I thought I would be reading about forensics or how technology might help
corrections officers rehabilitate offenders, but instead it was about what to
do with all the traffic cops if cars drive themselves ... a purely
hypothetical problem atm.

------
csense
The major thing that needs to change in our criminal justice system is that
defendants' privacy should be better protected by the legal system. In olden
days, having your court record accessible to the public wasn't too much of a
problem, because in order to know about someone's criminal past, you had to
walk through the courthouse and spend all day poring over dusty file folders.
Which would only be done by people who really cared (especially since they'd
have no way of knowing which of the thousands of courthouses in the country to
look in, unless you told them where you were convicted).

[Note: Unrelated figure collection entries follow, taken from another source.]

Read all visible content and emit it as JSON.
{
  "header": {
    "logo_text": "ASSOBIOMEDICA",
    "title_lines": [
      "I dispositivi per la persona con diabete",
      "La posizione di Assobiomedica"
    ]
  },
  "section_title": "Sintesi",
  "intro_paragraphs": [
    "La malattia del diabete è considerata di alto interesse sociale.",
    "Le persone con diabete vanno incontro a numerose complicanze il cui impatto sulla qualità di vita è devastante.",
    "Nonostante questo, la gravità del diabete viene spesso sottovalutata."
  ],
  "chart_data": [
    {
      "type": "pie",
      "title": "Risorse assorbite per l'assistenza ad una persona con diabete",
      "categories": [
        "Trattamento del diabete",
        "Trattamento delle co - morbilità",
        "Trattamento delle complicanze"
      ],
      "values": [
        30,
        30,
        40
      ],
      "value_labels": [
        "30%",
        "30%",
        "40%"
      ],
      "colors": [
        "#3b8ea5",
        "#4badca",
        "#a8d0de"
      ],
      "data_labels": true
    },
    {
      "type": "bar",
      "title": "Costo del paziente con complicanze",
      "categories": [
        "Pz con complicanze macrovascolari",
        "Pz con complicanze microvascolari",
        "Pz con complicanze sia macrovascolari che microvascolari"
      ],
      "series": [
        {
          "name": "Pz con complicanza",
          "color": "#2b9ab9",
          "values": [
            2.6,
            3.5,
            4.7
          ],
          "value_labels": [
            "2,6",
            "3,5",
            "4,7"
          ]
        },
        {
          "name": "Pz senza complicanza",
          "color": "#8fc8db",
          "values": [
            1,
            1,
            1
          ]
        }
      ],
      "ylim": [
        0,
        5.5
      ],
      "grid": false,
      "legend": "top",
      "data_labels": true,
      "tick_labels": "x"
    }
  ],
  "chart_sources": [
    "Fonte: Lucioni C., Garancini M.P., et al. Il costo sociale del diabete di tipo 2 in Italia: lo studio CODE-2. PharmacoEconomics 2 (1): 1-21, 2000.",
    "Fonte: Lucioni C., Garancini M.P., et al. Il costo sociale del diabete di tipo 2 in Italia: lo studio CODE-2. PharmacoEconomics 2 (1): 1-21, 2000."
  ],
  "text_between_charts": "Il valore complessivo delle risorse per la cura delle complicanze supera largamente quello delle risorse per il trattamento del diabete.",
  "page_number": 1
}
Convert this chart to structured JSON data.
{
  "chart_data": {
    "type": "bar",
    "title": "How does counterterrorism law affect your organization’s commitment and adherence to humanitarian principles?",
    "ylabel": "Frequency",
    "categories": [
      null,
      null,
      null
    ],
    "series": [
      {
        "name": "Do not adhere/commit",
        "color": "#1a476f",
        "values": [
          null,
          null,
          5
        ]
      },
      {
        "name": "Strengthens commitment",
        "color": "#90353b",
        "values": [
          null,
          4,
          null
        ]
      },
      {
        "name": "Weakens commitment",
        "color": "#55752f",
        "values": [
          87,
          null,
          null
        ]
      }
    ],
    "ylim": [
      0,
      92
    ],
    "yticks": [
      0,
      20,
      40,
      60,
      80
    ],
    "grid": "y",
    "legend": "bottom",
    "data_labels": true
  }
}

Now that we have powerful computers that can store and index all those
records, and ubiquitous networks that can deliver the data anywhere, you can
get instant information about anyone's interaction with the criminal justice
system right from your desk (or your phone) with a few clicks and a few
dollars on your credit card.

If convicts, or even people who have only been arrested but never convicted,
now have a ton of trouble getting education, employment, and housing, how are
they supposed to improve themselves or re-integrate into society after their
release?

------
hwstar
Instead of building more prisons, geofence non-violent convicts to specific
areas for the length of their sentence. Sci-Fi writer David Brin's
"probationers"is one way (although somewhat extreme).